The sacubitril/valsartan combination is an important agent used in the treatment of heart failure with reduced ejection fraction (HFrEF). Pulmonary artery stiffness (PAS) is an index developed to evaluate the pulmonary vascular bed. Changes in pulmonary vascular structures in HFrEF patients can affect PAS. In this study, we aimed to investigate the effect of sacubitril/valsartan on PAS in HFrEF patients.
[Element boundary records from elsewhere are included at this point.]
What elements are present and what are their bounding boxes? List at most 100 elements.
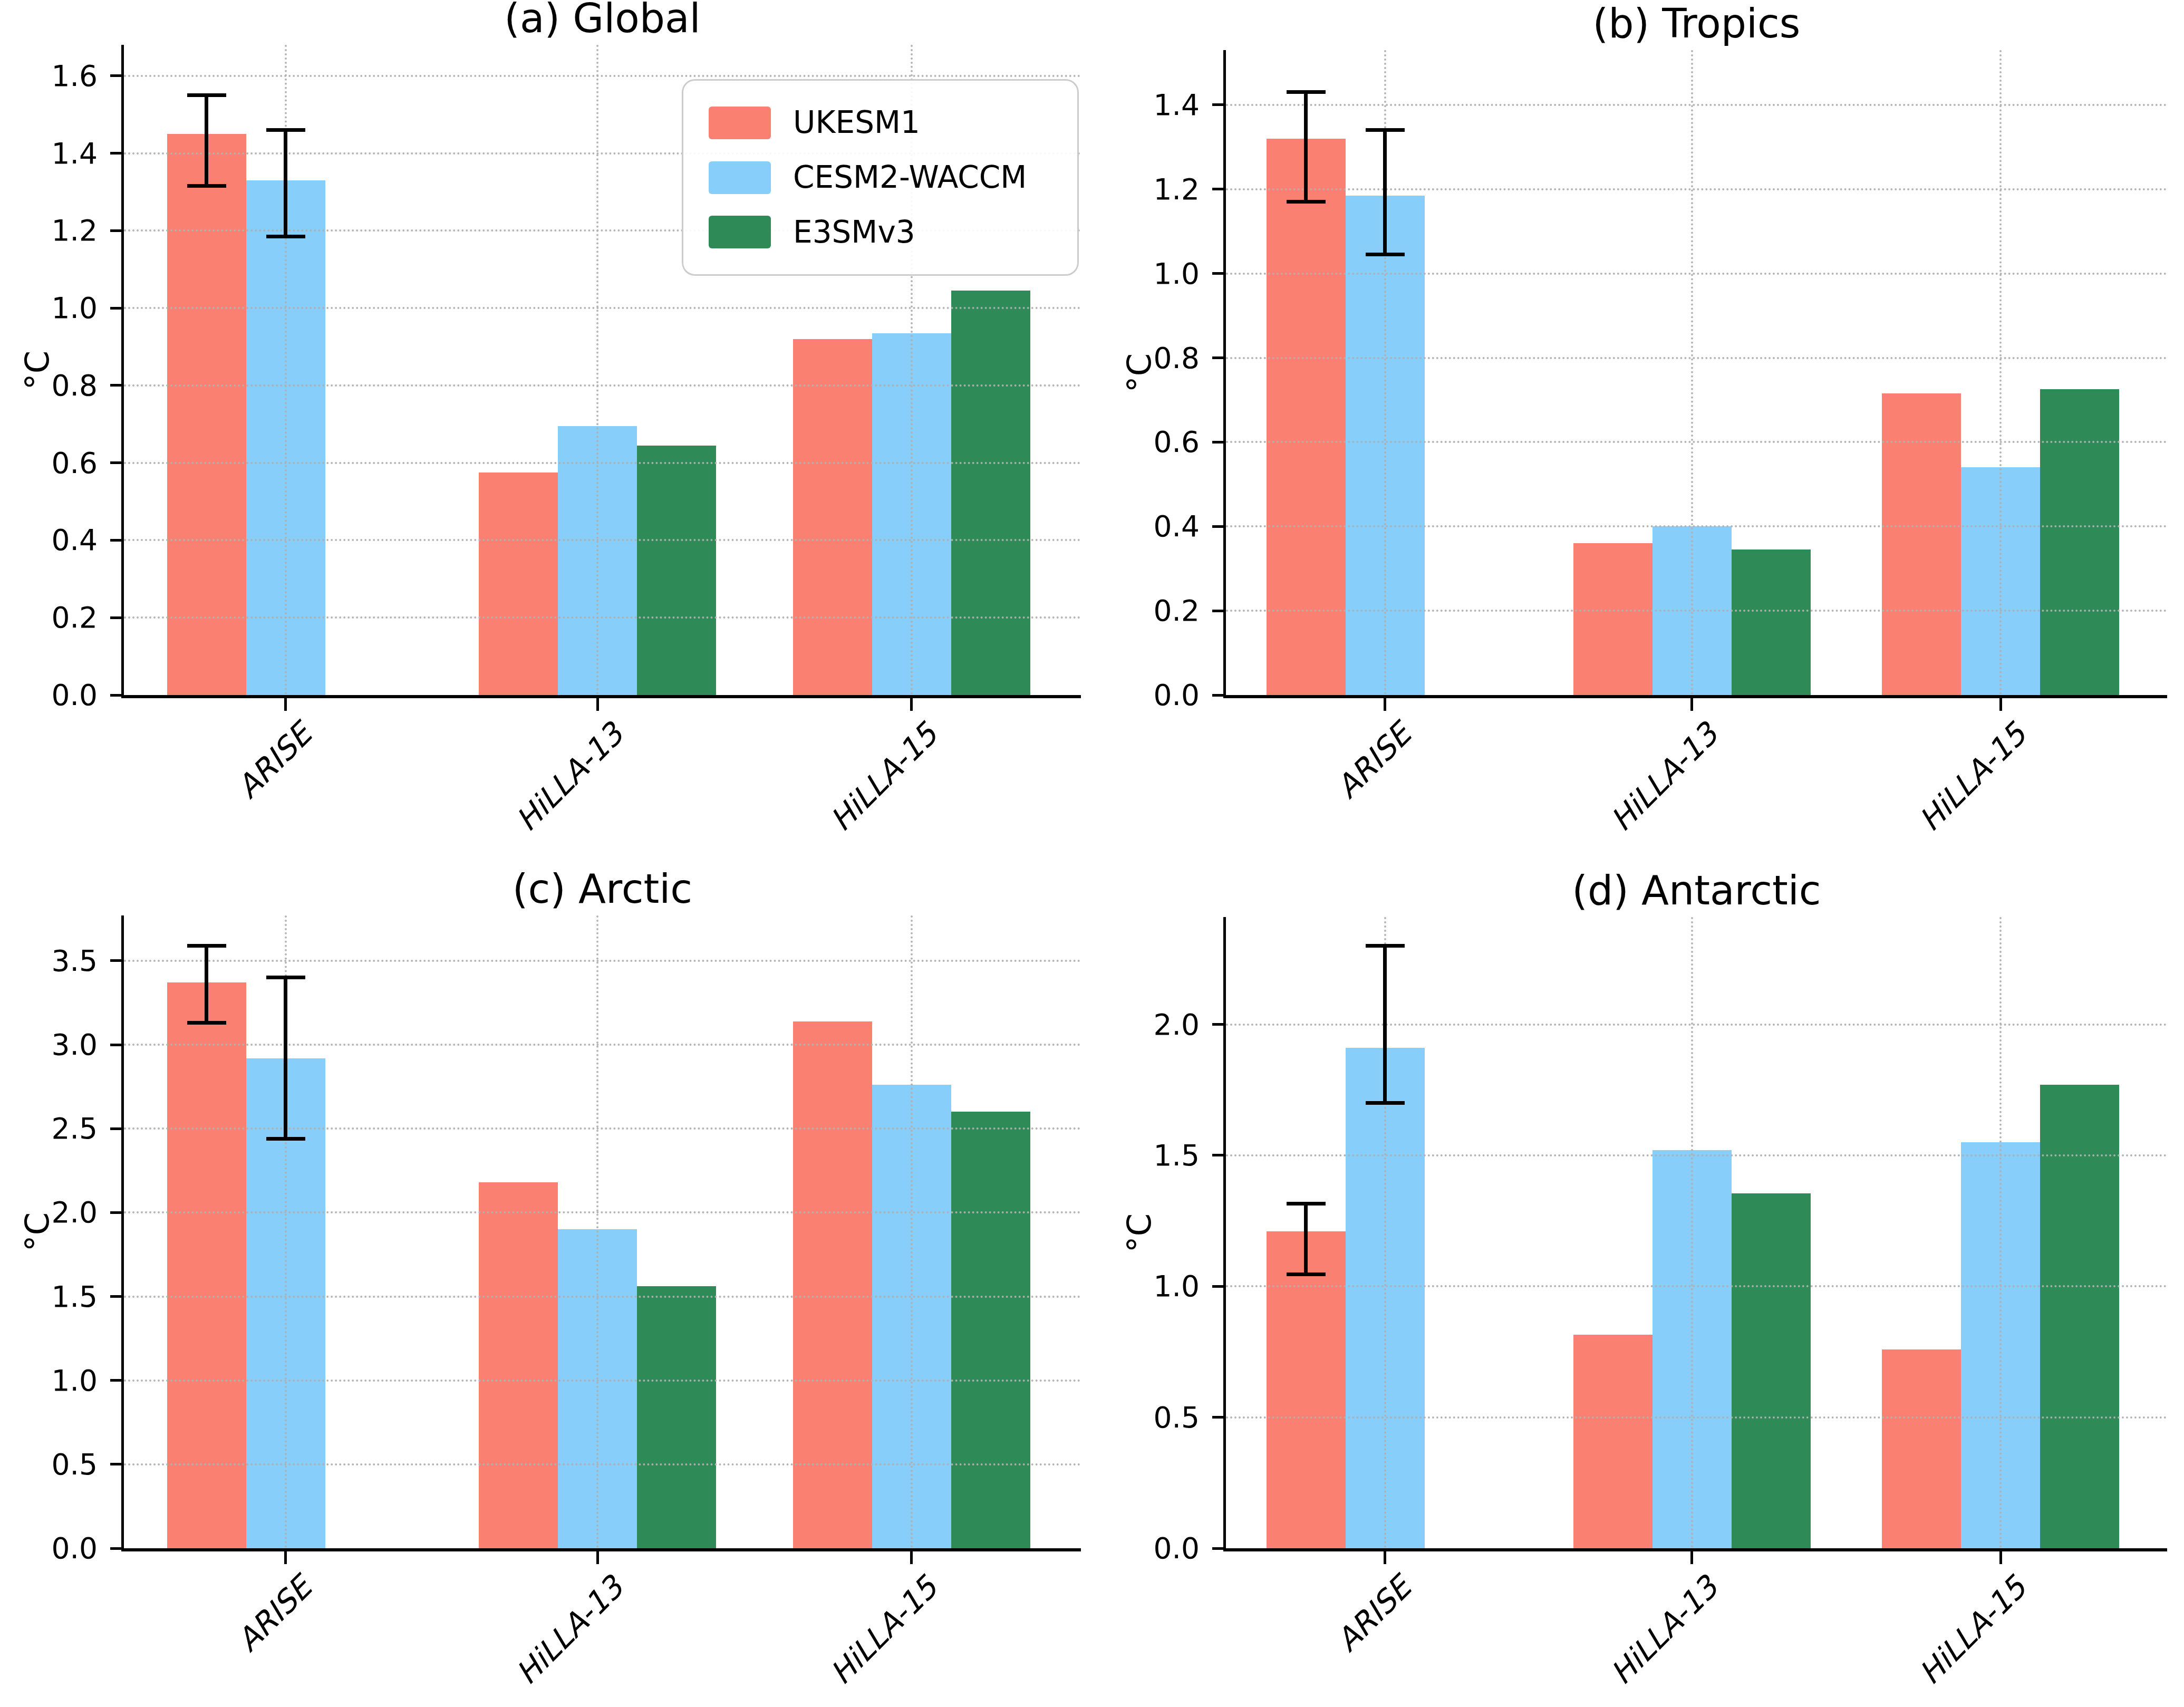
error-bar-cap-top bbox=[1287, 90, 1326, 94]
x-tick-mark bbox=[1999, 698, 2002, 711]
legend-label-ukesm1: UKESM1 bbox=[793, 106, 920, 140]
x-tick-mark bbox=[1384, 698, 1386, 711]
x-tick-label: HiLLA-15 bbox=[1914, 718, 2032, 836]
gridline-horizontal bbox=[124, 1127, 1081, 1130]
y-tick-label: 1.0 bbox=[0, 291, 98, 325]
x-tick-label: ARISE bbox=[1331, 718, 1416, 804]
y-tick-label: 1.2 bbox=[0, 214, 98, 247]
x-tick-label: ARISE bbox=[231, 718, 317, 804]
x-tick-mark bbox=[910, 1551, 913, 1564]
gridline-horizontal bbox=[124, 1463, 1081, 1465]
gridline-horizontal bbox=[124, 960, 1081, 962]
error-bar-cap-bottom bbox=[1366, 253, 1405, 256]
gridline-horizontal bbox=[124, 616, 1081, 619]
x-tick-mark bbox=[284, 698, 287, 711]
legend-label-cesm2-waccm: CESM2-WACCM bbox=[793, 161, 1027, 195]
y-tick-label: 1.4 bbox=[0, 137, 98, 170]
panel-a-title: (a) Global bbox=[124, 0, 1081, 42]
error-bar-cap-bottom bbox=[266, 1137, 305, 1141]
legend-item-ukesm1: UKESM1 bbox=[709, 106, 1052, 140]
legend-label-e3smv3: E3SMv3 bbox=[793, 216, 915, 249]
y-tick-label: 0.5 bbox=[1036, 1401, 1200, 1434]
x-tick-label: HiLLA-13 bbox=[1605, 1571, 1723, 1690]
gridline-horizontal bbox=[1226, 441, 2167, 443]
error-bar-cap-bottom bbox=[187, 1021, 226, 1025]
y-tick-label: 1.0 bbox=[0, 1364, 98, 1397]
x-axis-spine bbox=[121, 695, 1081, 698]
bar-ukesm1-hilla-13 bbox=[1573, 543, 1653, 695]
legend-swatch-cesm2-waccm bbox=[709, 161, 771, 194]
bar-e3smv3-hilla-13 bbox=[1732, 1193, 1811, 1548]
x-tick-label: ARISE bbox=[231, 1571, 317, 1657]
gridline-horizontal bbox=[1226, 104, 2167, 106]
gridline-horizontal bbox=[124, 75, 1081, 77]
y-axis-spine bbox=[121, 915, 124, 1551]
y-tick-label: 1.6 bbox=[0, 59, 98, 93]
error-bar-cap-top bbox=[1287, 1202, 1326, 1205]
x-tick-label: ARISE bbox=[1331, 1571, 1416, 1657]
error-bar-cap-top bbox=[266, 128, 305, 132]
y-tick-label: 1.5 bbox=[1036, 1139, 1200, 1172]
gridline-horizontal bbox=[1226, 1285, 2167, 1287]
y-tick-label: 0.2 bbox=[1036, 594, 1200, 628]
y-tick-label: 0.8 bbox=[0, 369, 98, 402]
y-tick-label: 0.6 bbox=[1036, 425, 1200, 459]
gridline-vertical bbox=[1999, 917, 2002, 1548]
gridline-horizontal bbox=[124, 539, 1081, 541]
x-tick-label: HiLLA-13 bbox=[1605, 718, 1723, 836]
error-bar-line bbox=[205, 95, 208, 186]
legend-swatch-e3smv3 bbox=[709, 216, 771, 248]
y-axis-spine bbox=[121, 45, 124, 698]
x-tick-label: HiLLA-13 bbox=[510, 718, 629, 836]
y-tick-label: 0.5 bbox=[0, 1448, 98, 1481]
panel-d-title: (d) Antarctic bbox=[1226, 867, 2167, 914]
bar-ukesm1-arise bbox=[167, 134, 246, 695]
bar-ukesm1-hilla-15 bbox=[793, 1021, 872, 1548]
x-tick-mark bbox=[284, 1551, 287, 1564]
gridline-horizontal bbox=[124, 384, 1081, 387]
x-tick-mark bbox=[596, 1551, 599, 1564]
bar-ukesm1-hilla-13 bbox=[1573, 1335, 1653, 1548]
gridline-vertical bbox=[1691, 917, 1693, 1548]
y-axis-spine bbox=[1223, 917, 1226, 1551]
error-bar-line bbox=[205, 946, 208, 1023]
y-tick-label: 2.0 bbox=[1036, 1008, 1200, 1041]
x-tick-mark bbox=[1999, 1551, 2002, 1564]
gridline-horizontal bbox=[1226, 525, 2167, 527]
gridline-horizontal bbox=[124, 462, 1081, 464]
bar-ukesm1-hilla-15 bbox=[793, 339, 872, 695]
error-bar-cap-top bbox=[1366, 944, 1405, 948]
gridline-vertical bbox=[911, 915, 913, 1548]
error-bar-line bbox=[1304, 92, 1308, 202]
gridline-vertical bbox=[596, 915, 598, 1548]
y-tick-label: 0.8 bbox=[1036, 341, 1200, 375]
x-axis-spine bbox=[121, 1548, 1081, 1551]
y-tick-label: 0.2 bbox=[0, 601, 98, 634]
y-axis-spine bbox=[1223, 50, 1226, 698]
error-bar-cap-top bbox=[1366, 128, 1405, 132]
y-tick-label: 1.5 bbox=[0, 1280, 98, 1314]
gridline-horizontal bbox=[124, 307, 1081, 309]
y-tick-label: 0.0 bbox=[0, 678, 98, 712]
x-tick-label: HiLLA-15 bbox=[825, 718, 943, 836]
bar-ukesm1-arise bbox=[1267, 1231, 1346, 1548]
y-tick-label: 2.5 bbox=[0, 1112, 98, 1145]
x-tick-mark bbox=[1690, 698, 1693, 711]
gridline-horizontal bbox=[124, 1296, 1081, 1298]
legend-swatch-ukesm1 bbox=[709, 107, 771, 139]
gridline-horizontal bbox=[1226, 273, 2167, 275]
gridline-horizontal bbox=[1226, 357, 2167, 359]
bar-e3smv3-hilla-13 bbox=[637, 446, 716, 695]
y-tick-label: 0.4 bbox=[0, 523, 98, 557]
error-bar-cap-bottom bbox=[1366, 1101, 1405, 1105]
gridline-horizontal bbox=[124, 1380, 1081, 1382]
y-tick-label: 0.0 bbox=[0, 1531, 98, 1565]
error-bar-line bbox=[1304, 1204, 1308, 1275]
panel-c-title: (c) Arctic bbox=[124, 865, 1081, 913]
x-tick-mark bbox=[1384, 1551, 1386, 1564]
error-bar-line bbox=[284, 978, 287, 1139]
legend-item-e3smv3: E3SMv3 bbox=[709, 216, 1052, 249]
bar-ukesm1-hilla-13 bbox=[479, 472, 558, 695]
gridline-horizontal bbox=[124, 1044, 1081, 1046]
gridline-vertical bbox=[596, 45, 598, 695]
One hundred fifty HFrEF patients, who received sacubitril/valsartan therapy and continued for at least 6 months without interruption, were examined retrospectively. N-terminal pro-B-type natriuretic peptide levels (NT-proBNP), NYHA classes, Minnesota Living with Heart Failure Questionnaire (MLWHFQ) scores, New York Heart Association (NYHA) functional classes and echocardiograpic parameters such as left ventricular ejection fraction (LVEF), mean pulmonary artery pressure (mPAP), right ventricle myocardial performance index (RV-MPI), Tricuspid annular plane systolic excursion (TAPSE), right ventricular fractional area change (RV-FAC) and PAS changes were evaluated before and 6 months after sacubitril/valsartan treatment. PAS was calculated by using the maximal frequency shift and acceleration time of the pulmonary artery flow trace measured in the echocardiogram. PAS values were significantly reduced (23.8 +/- 2.8 vs 19.1 +/- 3.1 kHz/ms, p < 0.001) after the sacubitril/valsartan treatment. Sacubitril/valsartan treatment was associated with significant improvements in NYHA class and MLWHFQ scores; significant reductions in the NT-proBNP levels, mPAP, and RV-MPI, and significant increases in LVEF, TAPSE, and RV-FAC (p < 0.05). The significant reduction in the PAS value was significantly correlated with the improvements in the MLWFQ scores, NT-proBNP levels, mPAP, RV-MPI, TAPSE and RV-FAC. In HFrEF patients, switching from angiotensin-converting enzyme inhibitor/angiotensin II receptor blocker therapy to sacubitril/valsartan may result in reduction in PAS.